Katherina had been skiing for an extra couple of days but she joined us the night before we left Rotorua for Waitomo, home of a seriously big network of caves and a seriously rich farmer who charges £5 per person every time someone goes caving. We joined Rap, Raft 'n Rock to spend half a day exploring an underground river and a few of the caves around it. After rappelling 27m into a chasm in the earth, we waded upstream then diverged from the river to squeeze into a few very narrow and extremely muddy passages. We turned our torches off and floated downstream on inflatable rubber innertubes, staring up at the glowworms covering the ceiling, then squeezed through a few more tiny holes downstream of the opening before rock-climbing back out again.

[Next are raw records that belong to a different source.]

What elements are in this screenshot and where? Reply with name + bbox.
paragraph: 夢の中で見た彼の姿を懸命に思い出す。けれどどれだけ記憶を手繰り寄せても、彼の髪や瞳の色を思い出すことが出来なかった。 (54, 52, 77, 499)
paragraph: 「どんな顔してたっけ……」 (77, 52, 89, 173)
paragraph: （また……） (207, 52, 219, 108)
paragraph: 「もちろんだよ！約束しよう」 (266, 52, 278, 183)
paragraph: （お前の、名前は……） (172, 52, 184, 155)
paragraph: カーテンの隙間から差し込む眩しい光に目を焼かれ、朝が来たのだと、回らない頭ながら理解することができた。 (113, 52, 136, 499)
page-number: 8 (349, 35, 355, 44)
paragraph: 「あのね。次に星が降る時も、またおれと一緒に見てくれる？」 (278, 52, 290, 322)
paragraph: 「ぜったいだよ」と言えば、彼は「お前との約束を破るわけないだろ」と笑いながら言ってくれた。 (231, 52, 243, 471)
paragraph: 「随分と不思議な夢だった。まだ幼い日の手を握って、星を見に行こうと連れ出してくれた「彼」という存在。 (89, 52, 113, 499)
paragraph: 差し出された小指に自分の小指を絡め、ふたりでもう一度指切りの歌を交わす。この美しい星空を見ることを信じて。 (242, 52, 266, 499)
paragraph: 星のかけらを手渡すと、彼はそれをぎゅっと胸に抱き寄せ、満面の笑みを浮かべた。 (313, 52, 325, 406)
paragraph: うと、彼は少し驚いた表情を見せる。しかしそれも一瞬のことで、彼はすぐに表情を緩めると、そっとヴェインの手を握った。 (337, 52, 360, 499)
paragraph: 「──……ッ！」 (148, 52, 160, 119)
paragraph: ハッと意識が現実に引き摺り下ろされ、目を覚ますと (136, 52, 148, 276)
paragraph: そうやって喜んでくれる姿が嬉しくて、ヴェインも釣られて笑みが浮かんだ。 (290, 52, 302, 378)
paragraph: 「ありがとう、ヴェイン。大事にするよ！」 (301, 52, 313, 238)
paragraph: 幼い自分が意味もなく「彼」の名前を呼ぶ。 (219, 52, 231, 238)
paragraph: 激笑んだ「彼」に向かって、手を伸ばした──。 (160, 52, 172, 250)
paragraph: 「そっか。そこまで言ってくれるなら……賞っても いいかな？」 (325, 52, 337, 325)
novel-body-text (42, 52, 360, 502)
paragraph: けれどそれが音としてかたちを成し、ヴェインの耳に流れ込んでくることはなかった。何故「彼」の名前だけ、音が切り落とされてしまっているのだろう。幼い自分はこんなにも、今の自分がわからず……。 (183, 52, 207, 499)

From Waitomo we drove a long way up to Paihia for a spot of sailing around the picturesque Bay of Islands before continuing all the way up to the northern tip of New Zealand: Cape Reinga, where the Pacific Ocean meets the Tasman Sea, clashing together in waves of spray. The weather was bizarre; we exited the car and in 2 minutes were absolutely soaked to the skin by a horizontal downpour, driven by a gale force wind. Five minutes later though, the rain stopped, the sun came out and by the time we returned to the car I had completely dried off. The cape and surrounding coastline is one of the most beautiful parts of New Zealand and someday I would like to return to walk a three day track around the coast. Unfortunately, Doni, Roy and I all had flights to catch over the next couple of days, so we had to head back down to Auckland. We did, however manage to fit in sand rolling (a bit like sand boarding only cheaper - you basically just climb up a huge sanddune then roll all the way down) and a flying visit to a kauri tree with a trunk the width of a small sky scraper (OK, I exaggerate slightly).

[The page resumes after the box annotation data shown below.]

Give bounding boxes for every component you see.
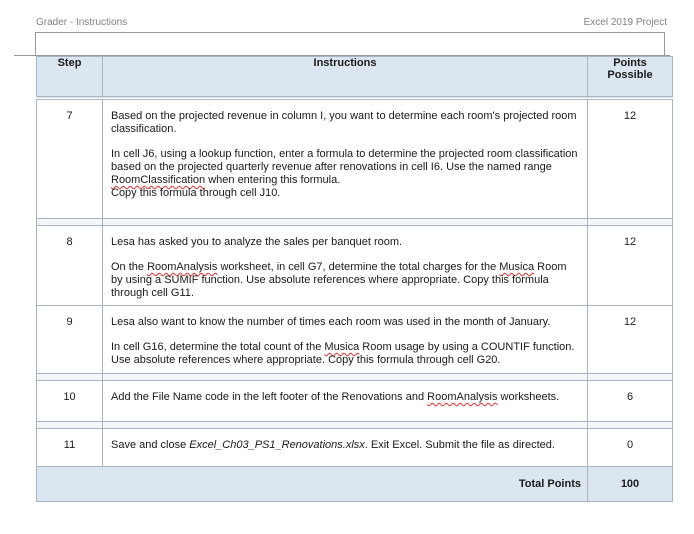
points-value: 6 <box>588 381 673 422</box>
total-value: 100 <box>588 467 673 502</box>
points-value: 12 <box>588 226 673 306</box>
points-value: 0 <box>588 429 673 467</box>
header-left-text: Grader - Instructions <box>36 17 128 28</box>
instruction-paragraph: Lesa also want to know the number of times each room was used in the month of January. <box>111 316 551 328</box>
step-number: 9 <box>37 306 103 374</box>
col-header-points <box>588 57 673 99</box>
instruction-paragraph <box>111 391 579 404</box>
instruction-text: . Exit Excel. Submit the file as directed. <box>364 439 555 451</box>
step-number: 11 <box>37 429 103 467</box>
points-value: 12 <box>588 306 673 374</box>
instruction-text: Room usage by using a COUNTIF function. Use absolute references where appropriate. Copy this formula through cell G20. <box>111 341 575 366</box>
row-separator <box>37 374 673 381</box>
file-name: Excel_Ch03_PS1_Renovations.xlsx <box>189 439 365 451</box>
instruction-text: In cell J6, using a lookup function, enter a formula to determine the projected room classification based on the projected quarterly revenue after renovations in cell I6. Use the named range <box>111 148 578 173</box>
col-header-step: Step <box>37 57 103 99</box>
total-blank <box>37 467 103 502</box>
col-header-points-line2: Possible <box>607 69 653 81</box>
instruction-paragraph: Based on the projected revenue in column I, you want to determine each room's projected room classification. <box>111 110 577 135</box>
instructions-table <box>36 56 673 502</box>
spellcheck-word: RoomAnalysis <box>427 391 498 403</box>
instruction-text: when entering this formula. <box>205 174 341 186</box>
step-number: 8 <box>37 226 103 306</box>
instruction-paragraph <box>111 439 579 452</box>
total-row <box>37 467 673 502</box>
row-separator <box>37 219 673 226</box>
instruction-text: worksheet, in cell G7, determine the total charges for the <box>217 261 500 273</box>
table-row <box>37 226 673 306</box>
instruction-paragraph <box>111 341 579 367</box>
instruction-cell <box>103 429 588 467</box>
instruction-paragraph: Copy this formula through cell J10. <box>111 187 281 199</box>
table-row <box>37 381 673 422</box>
step-number: 10 <box>37 381 103 422</box>
instruction-cell <box>103 306 588 374</box>
spellcheck-word: Musica <box>499 261 535 273</box>
instruction-cell <box>103 381 588 422</box>
table-header-row <box>37 57 673 99</box>
table-row <box>37 306 673 374</box>
instruction-text: In cell G16, determine the total count of the <box>111 341 325 353</box>
instruction-text: worksheets. <box>497 391 560 403</box>
instruction-paragraph <box>111 261 579 300</box>
col-header-instructions: Instructions <box>103 57 588 99</box>
col-header-points-line1: Points <box>613 57 647 69</box>
row-separator <box>37 422 673 429</box>
table-row <box>37 429 673 467</box>
instruction-paragraph <box>111 148 579 187</box>
table-row <box>37 98 673 219</box>
spellcheck-word: RoomClassification <box>111 174 206 186</box>
instruction-cell <box>103 98 588 219</box>
instruction-text: Save and close <box>111 439 190 451</box>
spellcheck-word: RoomAnalysis <box>147 261 218 273</box>
instruction-text: On the <box>111 261 148 273</box>
instruction-paragraph: Lesa has asked you to analyze the sales per banquet room. <box>111 236 403 248</box>
instruction-text: Room by using a SUMIF function. Use absolute references where appropriate. Copy this formula through cell G11. <box>111 261 567 299</box>
step-number: 7 <box>37 98 103 219</box>
spellcheck-word: Musica <box>324 341 360 353</box>
total-label: Total Points <box>103 467 588 502</box>
header-box <box>35 32 665 55</box>
points-value: 12 <box>588 98 673 219</box>
instruction-text: Add the File Name code in the left footer of the Renovations and <box>111 391 428 403</box>
header-right-text: Excel 2019 Project <box>583 17 667 28</box>
instruction-cell <box>103 226 588 306</box>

In Auckland we went our separate ways. It was almost time for me to return home but first I had 5 days to enjoy the delights of San Francisco. Coming from New Zealand, America seemed very expensive so I did all the cheapest activities I could find: walking through Golden Gate Park, hopping on a cable car and walking around the tourist-o-licious Pier 39 and of course a visit to Alcatraz, a strange but interesting place which has basically been left untouched since it was abandoned as a maximum security prison back in the 1960's. Walking through the cell block with the commentary from former prisoners and guards gave you a chilling insight into life locked away on a block of sandstone, tantalisingly close to civilisation with the sounds of Christmas parties drifting across the mile long stretch of water if the wind was right. Despite all the films, only 3 people ever managed to 'escape' and all are believed to have drowned in the frigid waters as they attempted to swim back to the mainland.

America is famous for many things, one of which is of course the ridiculous drinking age; at 18 you can die for your country but if at the end of a hard day in Iraq a young American soldier has managed to avoid being hit by friendly fire, then they can't celebrate with a beer if they're under 21. Despite this, I did go out to a bar one night with some people from the hostel and had no trouble getting served but it felt very strange to be underage again after being legal for almost 2 years everywhere else.

And then, finally, it was time once more to return home. Eight months seemed such a long time when I set out but after the first few months it just absolutely flew past and before I knew it I was back in Nottingham, with only 4 volumes of diary, 4500 photos and a pile of dirty washing to show I'd ever been away. But you have to return home at some point because after all, until you get back you've never really been away.